Dear Friends of "Dial Daily Bread,"
God does fantastic things, and the sooner we understand Him the better. He made what appear to be wild promises to His lone patriarch who was willing to forsake his home in the great city of Ur of the Chaldees, and live in a tent the rest of his life. God promised to give Abraham the whole world for "an everlasting possession" (Rom. 4:13; Gen. 17:8), and the everlasting life needed to enjoy it (2 Peter 3:13), and of course the righteousness necessary to inherit it. All this God promised to Abraham and his descendants as an out-and-out gift.
But millions of Christians cling to the idea that 430 years later God revised His promise and changed it into a bargain, a mutual contract with legal terms and conditions.
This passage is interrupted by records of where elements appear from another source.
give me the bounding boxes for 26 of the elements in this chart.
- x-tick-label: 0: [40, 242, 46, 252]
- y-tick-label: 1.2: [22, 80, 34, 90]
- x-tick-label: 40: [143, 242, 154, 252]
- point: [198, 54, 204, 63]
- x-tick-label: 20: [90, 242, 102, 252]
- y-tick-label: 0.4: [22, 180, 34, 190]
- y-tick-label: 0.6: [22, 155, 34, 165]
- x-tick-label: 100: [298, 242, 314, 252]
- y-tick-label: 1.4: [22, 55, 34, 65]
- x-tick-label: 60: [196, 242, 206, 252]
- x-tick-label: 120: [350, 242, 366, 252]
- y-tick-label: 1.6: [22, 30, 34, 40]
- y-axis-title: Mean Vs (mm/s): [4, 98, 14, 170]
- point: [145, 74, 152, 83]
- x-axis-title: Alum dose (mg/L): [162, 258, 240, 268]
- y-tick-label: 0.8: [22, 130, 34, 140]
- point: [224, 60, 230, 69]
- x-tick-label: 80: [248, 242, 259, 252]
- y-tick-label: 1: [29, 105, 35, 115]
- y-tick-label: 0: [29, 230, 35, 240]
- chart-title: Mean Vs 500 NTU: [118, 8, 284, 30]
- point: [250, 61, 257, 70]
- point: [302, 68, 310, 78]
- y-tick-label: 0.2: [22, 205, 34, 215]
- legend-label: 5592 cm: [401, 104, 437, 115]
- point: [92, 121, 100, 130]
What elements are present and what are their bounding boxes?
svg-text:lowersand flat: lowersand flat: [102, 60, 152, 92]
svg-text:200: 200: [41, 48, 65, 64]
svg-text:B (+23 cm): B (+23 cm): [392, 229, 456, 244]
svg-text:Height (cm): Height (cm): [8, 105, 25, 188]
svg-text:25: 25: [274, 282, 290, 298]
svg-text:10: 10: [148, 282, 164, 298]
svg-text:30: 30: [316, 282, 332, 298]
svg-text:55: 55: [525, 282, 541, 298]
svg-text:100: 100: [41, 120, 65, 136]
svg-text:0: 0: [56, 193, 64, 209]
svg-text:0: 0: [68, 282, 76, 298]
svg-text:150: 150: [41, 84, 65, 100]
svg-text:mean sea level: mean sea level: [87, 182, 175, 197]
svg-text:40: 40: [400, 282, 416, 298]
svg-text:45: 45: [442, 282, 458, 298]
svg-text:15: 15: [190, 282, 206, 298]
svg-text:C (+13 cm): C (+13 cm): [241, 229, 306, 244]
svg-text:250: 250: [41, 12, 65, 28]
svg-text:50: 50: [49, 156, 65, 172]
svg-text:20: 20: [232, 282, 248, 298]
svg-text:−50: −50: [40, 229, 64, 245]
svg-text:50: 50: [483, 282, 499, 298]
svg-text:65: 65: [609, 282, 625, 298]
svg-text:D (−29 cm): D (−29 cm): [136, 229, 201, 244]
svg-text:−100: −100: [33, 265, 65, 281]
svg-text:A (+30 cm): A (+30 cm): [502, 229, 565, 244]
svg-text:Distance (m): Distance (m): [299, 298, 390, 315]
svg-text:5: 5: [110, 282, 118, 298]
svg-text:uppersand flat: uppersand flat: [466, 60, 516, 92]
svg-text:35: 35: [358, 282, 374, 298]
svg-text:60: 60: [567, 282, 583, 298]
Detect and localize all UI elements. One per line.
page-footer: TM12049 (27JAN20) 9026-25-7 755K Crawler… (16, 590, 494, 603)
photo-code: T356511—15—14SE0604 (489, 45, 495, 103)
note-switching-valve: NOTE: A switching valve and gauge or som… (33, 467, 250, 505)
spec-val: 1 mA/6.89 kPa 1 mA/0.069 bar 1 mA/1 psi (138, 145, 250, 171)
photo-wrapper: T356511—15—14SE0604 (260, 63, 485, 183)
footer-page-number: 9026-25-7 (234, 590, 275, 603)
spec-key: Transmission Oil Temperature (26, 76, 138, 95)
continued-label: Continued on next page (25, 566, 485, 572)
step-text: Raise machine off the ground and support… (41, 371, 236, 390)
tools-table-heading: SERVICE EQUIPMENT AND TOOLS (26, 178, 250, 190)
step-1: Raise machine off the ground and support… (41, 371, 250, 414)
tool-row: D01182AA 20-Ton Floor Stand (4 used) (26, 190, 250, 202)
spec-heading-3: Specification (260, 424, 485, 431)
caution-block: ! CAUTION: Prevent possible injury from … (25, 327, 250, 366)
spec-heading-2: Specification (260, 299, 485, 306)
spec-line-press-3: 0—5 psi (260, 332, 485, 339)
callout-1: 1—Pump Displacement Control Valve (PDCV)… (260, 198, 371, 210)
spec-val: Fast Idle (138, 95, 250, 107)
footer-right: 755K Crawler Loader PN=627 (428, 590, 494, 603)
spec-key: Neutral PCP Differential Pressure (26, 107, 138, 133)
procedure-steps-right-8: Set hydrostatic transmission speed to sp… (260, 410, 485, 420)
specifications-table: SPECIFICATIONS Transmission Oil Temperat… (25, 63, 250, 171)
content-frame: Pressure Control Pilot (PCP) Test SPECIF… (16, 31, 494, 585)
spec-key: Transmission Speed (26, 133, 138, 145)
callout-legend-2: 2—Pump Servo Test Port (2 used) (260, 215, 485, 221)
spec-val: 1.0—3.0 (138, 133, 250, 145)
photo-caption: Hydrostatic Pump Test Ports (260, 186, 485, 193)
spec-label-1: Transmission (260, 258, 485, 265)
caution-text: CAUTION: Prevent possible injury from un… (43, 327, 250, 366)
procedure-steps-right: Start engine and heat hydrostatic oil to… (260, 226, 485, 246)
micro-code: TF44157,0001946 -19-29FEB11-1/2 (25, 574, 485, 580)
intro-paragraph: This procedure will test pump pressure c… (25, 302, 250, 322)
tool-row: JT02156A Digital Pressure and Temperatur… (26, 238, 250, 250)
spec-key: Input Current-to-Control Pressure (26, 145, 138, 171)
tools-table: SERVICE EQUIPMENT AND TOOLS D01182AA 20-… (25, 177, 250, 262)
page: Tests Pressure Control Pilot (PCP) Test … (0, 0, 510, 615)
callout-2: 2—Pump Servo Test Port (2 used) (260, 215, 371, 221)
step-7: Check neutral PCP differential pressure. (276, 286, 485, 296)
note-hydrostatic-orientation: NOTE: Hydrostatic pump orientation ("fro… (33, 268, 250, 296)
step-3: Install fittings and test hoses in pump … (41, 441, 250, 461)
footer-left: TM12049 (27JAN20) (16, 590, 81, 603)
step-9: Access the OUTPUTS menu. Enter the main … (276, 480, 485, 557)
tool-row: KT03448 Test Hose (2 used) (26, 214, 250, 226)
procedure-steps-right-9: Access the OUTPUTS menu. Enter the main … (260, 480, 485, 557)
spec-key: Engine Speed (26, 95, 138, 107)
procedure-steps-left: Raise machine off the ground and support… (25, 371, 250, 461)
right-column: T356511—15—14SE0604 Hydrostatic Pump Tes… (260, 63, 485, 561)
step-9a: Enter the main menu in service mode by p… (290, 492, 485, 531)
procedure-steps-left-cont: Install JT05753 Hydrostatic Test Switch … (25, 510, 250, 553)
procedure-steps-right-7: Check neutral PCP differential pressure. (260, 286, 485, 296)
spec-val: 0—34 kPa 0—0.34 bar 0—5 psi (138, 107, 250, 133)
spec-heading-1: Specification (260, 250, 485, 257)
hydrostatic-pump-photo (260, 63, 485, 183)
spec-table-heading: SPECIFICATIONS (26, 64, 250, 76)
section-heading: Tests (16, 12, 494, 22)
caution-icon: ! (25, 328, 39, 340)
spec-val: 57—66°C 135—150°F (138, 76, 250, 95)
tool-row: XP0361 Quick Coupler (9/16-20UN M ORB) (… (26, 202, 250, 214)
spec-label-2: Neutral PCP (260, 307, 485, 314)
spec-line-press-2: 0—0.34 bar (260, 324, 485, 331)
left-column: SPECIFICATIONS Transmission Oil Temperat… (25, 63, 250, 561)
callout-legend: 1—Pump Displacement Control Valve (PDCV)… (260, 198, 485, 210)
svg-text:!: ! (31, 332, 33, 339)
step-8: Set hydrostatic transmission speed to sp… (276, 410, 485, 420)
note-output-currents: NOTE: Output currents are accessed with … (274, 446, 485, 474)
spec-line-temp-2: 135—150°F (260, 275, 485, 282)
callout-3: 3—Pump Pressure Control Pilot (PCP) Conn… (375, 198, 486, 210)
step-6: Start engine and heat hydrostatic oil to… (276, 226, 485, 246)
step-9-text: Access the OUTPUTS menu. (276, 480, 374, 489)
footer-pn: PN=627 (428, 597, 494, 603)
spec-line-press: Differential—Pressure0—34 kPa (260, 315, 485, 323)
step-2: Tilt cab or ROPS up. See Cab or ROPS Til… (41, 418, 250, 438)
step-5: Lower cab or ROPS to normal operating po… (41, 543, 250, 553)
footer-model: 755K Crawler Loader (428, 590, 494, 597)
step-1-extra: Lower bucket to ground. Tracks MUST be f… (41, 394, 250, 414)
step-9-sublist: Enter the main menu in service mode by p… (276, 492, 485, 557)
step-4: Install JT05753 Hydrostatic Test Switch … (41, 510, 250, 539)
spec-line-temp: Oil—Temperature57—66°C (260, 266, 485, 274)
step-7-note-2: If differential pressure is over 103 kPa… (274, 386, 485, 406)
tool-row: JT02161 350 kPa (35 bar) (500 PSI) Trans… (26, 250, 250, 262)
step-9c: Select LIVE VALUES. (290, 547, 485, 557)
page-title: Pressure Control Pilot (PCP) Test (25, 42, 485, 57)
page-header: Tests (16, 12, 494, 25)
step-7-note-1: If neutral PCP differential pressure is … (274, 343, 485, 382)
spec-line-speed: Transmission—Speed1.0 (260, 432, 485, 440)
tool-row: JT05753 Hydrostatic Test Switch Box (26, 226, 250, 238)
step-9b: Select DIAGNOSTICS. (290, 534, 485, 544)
The inheritance must now be "offered" to Israel on condition first that they become obedient. The "promise" must now involve numerous "curses" threatened for disobedience--all of which were fulfilled in the multiple destructions of Jerusalem.
The popular notion of the covenants requires that God change His out-and-out promises into a conditional "offer" of salvation that leaves salvation to the initiative of the people. "Obey and live" is now the fundamental idea; disobey and die.
But there's a snag: when God made His "wild" promises to Abraham, He not only promised--He swore an oath to "give" it all to him and his descendants. He staked His very throne, His existence, on His promise to give it all for free. God giving His law on Mt. Sinai introduces no new feature into His "covenant," for if He made the slightest change in its provisions He would nullify the "will" that was fixed for eternity by the "death of the testator" when "the Lamb of God was slain from the foundation of the world." No, says Paul; salvation is fixed for eternity: it's by grace through faith, which itself is the gift of God.
Which do you want--the New Covenant or the Old?
--Robert J. Wieland
From the "Dial Daily Bread" Archive: December 26, 2002.